Missouri men’s basketball (14-7, 7-7 SEC) continued its slide down the SEC and national rankings with a poor offensive showing as Ole Miss (13-9, 8-7 SEC) swept the season series in a 60-53 win.
“We just try to move on to the next thing and not dwell on the past,” senior forward Jeremiah Tilmon said. “But of course it’s gonna affect us when we know we wanted to win those games and we expected to win those games.”
The Tigers’ top scorer was sophomore forward Kobe Brown with 12 points, as Missouri’s offense shot 35.1% to match its lowest total of the year. It’s tied with the conference opener against Tennessee.
The first four minutes of the game told a much different story. Missouri opened the night 4-6 from the field and put up 10 points by the 15:56 mark in the first half.
To counteract the hot open, the Rebels brought out their trademark zone defense that worked wonders against the Tigers less than two weeks ago in Oxford. The 1-3-1 zone employed by Rebels coach Kermit Davis led to several turnovers as they flustered guards with double teams.
Trapped players resorted to long, often blind cross-court passes which rarely succeeded.
“We were just holding the ball for too long and missing open people by holding the ball too long,” Tilmon said “Once you pass it, somebody already noticed the open man and we passed up a couple open shots.”
Missouri cranked up the pace by getting out into transition — forcing Ole Miss to abandon its zone — and pulled within one possession of the Rebels on a triple from redshirt senior guard Dru Smith with just over eight minutes remaining in the first half.
Then the Tigers connected on one field goal for the remainder of the frame.
Martin’s squad took a couple of bad shots in the cold stretch, but most of the shots were open, especially on all five 3-pointers. Every one of them ricocheted off the iron. All the while, Ole Miss took control on a 10-2 run to end the half and the start of the second half looked like more of the same without any field goals until the 16:54 mark.
After Dru Smith connected with redshirt senior forward Mitchell Smith on a lob for the half’s opening points, Missouri gained some steam in the middle part of the second half and halted another blowout against the Rebels.
The Tigers put together a 13-2 run, spearheaded by stout defense across the board. Meanwhile, the Ole Miss offense went cold with a nearly five-minute scoring drought. Missouri forced nine turnovers, pounced on loose balls and controlled the paint with four blocked shots.

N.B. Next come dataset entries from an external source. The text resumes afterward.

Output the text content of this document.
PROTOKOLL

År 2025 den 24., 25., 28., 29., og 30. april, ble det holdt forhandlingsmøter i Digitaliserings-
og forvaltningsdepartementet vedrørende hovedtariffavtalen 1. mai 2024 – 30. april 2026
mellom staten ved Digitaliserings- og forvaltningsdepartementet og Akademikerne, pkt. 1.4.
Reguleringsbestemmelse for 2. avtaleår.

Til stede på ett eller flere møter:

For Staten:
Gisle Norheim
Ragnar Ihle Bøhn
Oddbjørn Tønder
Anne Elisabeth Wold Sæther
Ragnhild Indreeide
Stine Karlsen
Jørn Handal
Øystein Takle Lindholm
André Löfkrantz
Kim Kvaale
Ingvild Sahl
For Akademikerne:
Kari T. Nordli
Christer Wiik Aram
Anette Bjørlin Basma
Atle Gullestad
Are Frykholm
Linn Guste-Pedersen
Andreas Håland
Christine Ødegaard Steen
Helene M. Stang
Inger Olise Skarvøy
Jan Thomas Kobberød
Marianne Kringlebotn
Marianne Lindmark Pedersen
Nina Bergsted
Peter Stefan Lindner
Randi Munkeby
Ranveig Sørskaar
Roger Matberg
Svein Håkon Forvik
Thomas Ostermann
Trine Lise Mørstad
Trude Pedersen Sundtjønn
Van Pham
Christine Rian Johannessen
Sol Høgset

“We have veteran team, so in situations like that when we know we’re down and we’re at home, we just want to continue to fight and give it our all,” Tilmon said. “We started getting stops and we started getting blocks. That was just the fight in us.”
Brown corralled an offensive rebound off a Tilmon miss and got it to go, pulling Missouri even with Ole Miss at 39 after trailing the entire game up to that point. A few possessions later, Tilmon pushed Missouri ahead for the only point in the matchup with a nifty left-hand jump hook in the paint.
Ole Miss began to heat up once again, connecting on 4-6 from the field after missing eight straight to give Missouri its opening. Missouri kept it close and Tilmon finished a layup through contact to tie the game at 50 with just over three minutes on the clock.
The Rebels switched back to the zone, this time a 2-3 zone fused with man-to-man, and wreaked havoc once again.
“They had our guys at a pause,” Missouri coach Cuonzo Martin said. “I thought we just stood around the perimeter instead of attacking the rim.”
Ole Miss established a lead it maintained through the final buzzer with a gutsy mid-range jumper from senior guard Devontae Shuler. On the next possession, sophomore guard Luis Rodriguez drove to the hole met by the defense but made wraparound feed to junior forward KJ Buffen to make it a two-possession game with 1:18 remaining.
A stagnant possession with no shot openings caused a Dru Smith turnover. Mark Smith fouled junior guard Jarkel Joiner and Ole Miss put the game at the free-throw line.
On Missouri’s first possession, Dru Smith threw a pass a few rows back in the bleachers. The errant pass is an apt metaphor for Missouri’s dismal February stretch. In just three weeks, the Tigers fell from the highest-ranked SEC school in the AP Top 25 to most likely looking at the rankings from the outside in next Monday.